Fault interpretation in seismic volumes is an essential task to understand the structural geology of the subsurface and a key role in decision-making related to well planning and reducing operational risks. During the last decades, it has developed seismic attributes based on different algorithms which preserving and highlighting amplitude discontinuities that typically are associated with faults. Moreover, distinct methodologies and workflows have been proposed to highlight and identify geological faults in seismic data as of the unification of those attributes. In the present project, we analyze different types of seismic attributes available in seismic interpretation software such as dip-steered median filter, structural smoothing, amplitude contrast, variance, dip illumination, fault likelihood and likewise integrates spectral decomposition by continuous wavelet transform and swarm algorithms to attenuate the random seismic noise, preserve the amplitude discontinuities, smooth the seismic reflectors and highlight the lineal features and finally skeletonize them. Through seismic data conditioning, edge detection and edge enhancement we obtain an ant-tracking volume in which geological faults, their locations, extensions, orientations are more accurately identified and at the same time enables the automatic extraction of fault planes. Additionally, owing to the good definition of the fault planes on the final ant-tracking it is possible to extract the density fracture attribute to identify qualitatively high fracture density zones to be avoided for future wellbore paths. The different seismic attributes and the spectral decomposition were tested by using a seismic volume of an oil field located in the Middle Magdalena Valley basin characterized by a high random noise level and complex geological structures. The final ant-tracking volume mainly distinguishes two fault systems with NW-SE trend: 1. Conjugate normal faults altogether with scissors faults and 2. High angle reverse faults associated with tectonic inversion events.

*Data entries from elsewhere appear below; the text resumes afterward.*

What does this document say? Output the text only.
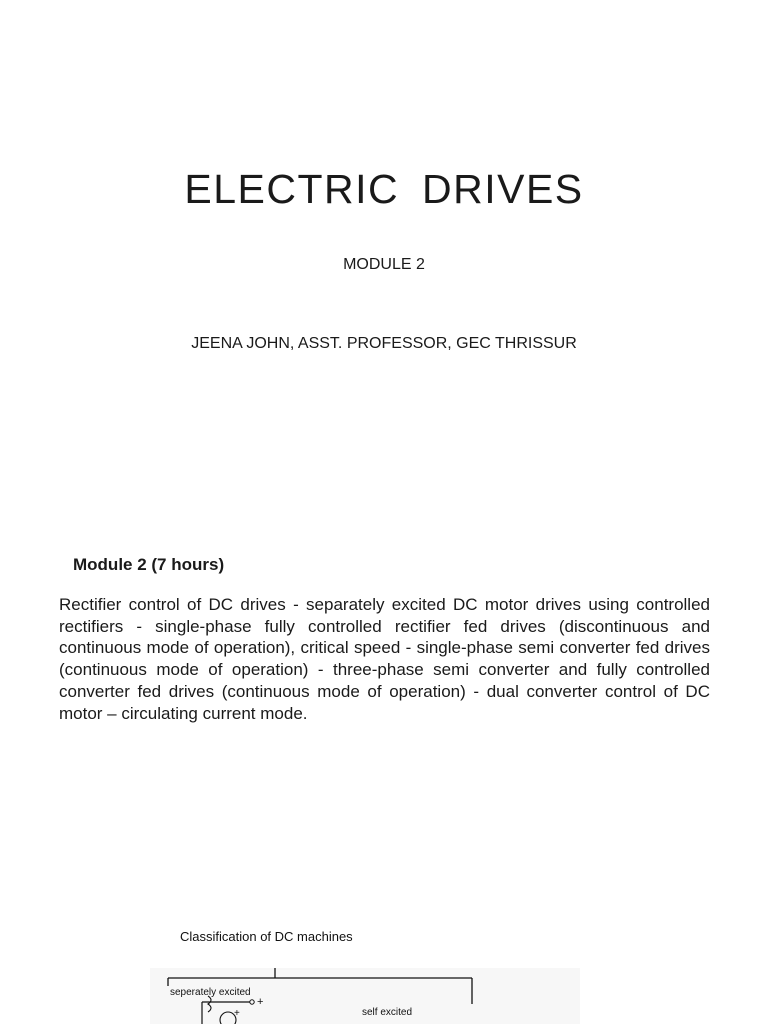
ELECTRIC DRIVES
MODULE 2
JEENA JOHN, ASST. PROFESSOR, GEC THRISSUR
Module 2 (7 hours)
Rectifier control of DC drives - separately excited DC motor drives using controlled rectifiers - single-phase fully controlled rectifier fed drives (discontinuous and continuous mode of operation), critical speed - single-phase semi converter fed drives (continuous mode of operation) - three-phase semi converter and fully controlled converter fed drives (continuous mode of operation) - dual converter control of DC motor – circulating current mode.
Classification of DC machines
seperately excited
self excited
+
+
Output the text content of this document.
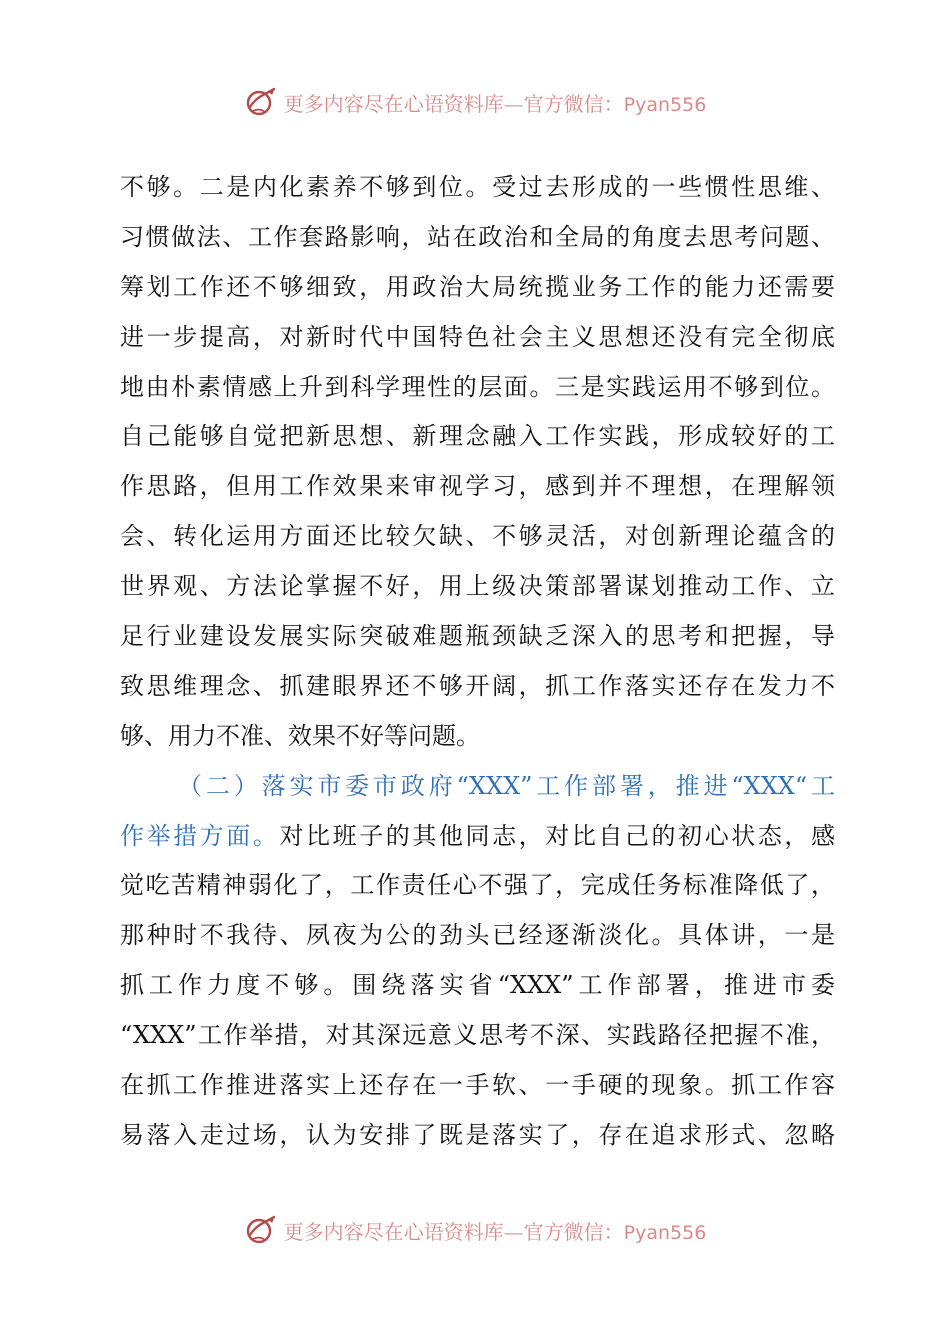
更多内容尽在心语资料库—官方微信：Pyan556
不够。二是内化素养不够到位。受过去形成的一些惯性思维、
习惯做法、工作套路影响，站在政治和全局的角度去思考问题、
筹划工作还不够细致，用政治大局统揽业务工作的能力还需要
进一步提高，对新时代中国特色社会主义思想还没有完全彻底
地由朴素情感上升到科学理性的层面。三是实践运用不够到位。
自己能够自觉把新思想、新理念融入工作实践，形成较好的工
作思路，但用工作效果来审视学习，感到并不理想，在理解领
会、转化运用方面还比较欠缺、不够灵活，对创新理论蕴含的
世界观、方法论掌握不好，用上级决策部署谋划推动工作、立
足行业建设发展实际突破难题瓶颈缺乏深入的思考和把握，导
致思维理念、抓建眼界还不够开阔，抓工作落实还存在发力不
够、用力不准、效果不好等问题。
（二）落实市委市政府“XXX”工作部署，推进“XXX“工
作举措方面。对比班子的其他同志，对比自己的初心状态，感
觉吃苦精神弱化了，工作责任心不强了，完成任务标准降低了，
那种时不我待、夙夜为公的劲头已经逐渐淡化。具体讲，一是
抓工作力度不够。围绕落实省“XXX”工作部署，推进市委
“XXX”工作举措，对其深远意义思考不深、实践路径把握不准，
在抓工作推进落实上还存在一手软、一手硬的现象。抓工作容
易落入走过场，认为安排了既是落实了，存在追求形式、忽略
更多内容尽在心语资料库—官方微信：Pyan556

The new challenges of the oil and gas industry require the development of new techniques and technologies to reduce the risk failure during drilling operations. Using seismic data is possible to analyse the geological configuration of the subsurface. With the development of seismic attributes at the end of the last century, the way in which seismic interpreters elaborate geological models has changed. Seismic attributes reveal characteristics, relations, and patterns of seismic information that cannot be easily perceived (Chopra & Marfurt, 2007). Seismic attributes are tools to infer geology from seismic data (Barnes, 2001). Therefore, they help to solve dissimilar problems associated with the interpretation and characterization of the subsurface geological configuration. For instance, identifying fault patterns and structural styles. Furthermore, they contribute to the mitigation of a certain number of wellbore stability problems such as lost circulation or overpressure, that result in non-productive times and economic effects. Planning the wellbore trajectory to avoid possible areas of fluid losses near faults is a way to prevent lost circulation. These areas could also be related to formations with natural fractures and areas surrounding fault planes where rocks tend to have a brittle behavior. So that, the presence of surrounding fractures allows the circulating fluid to filtrate through the formation, increasing the risk of lost circulation (Lavrov, 2016).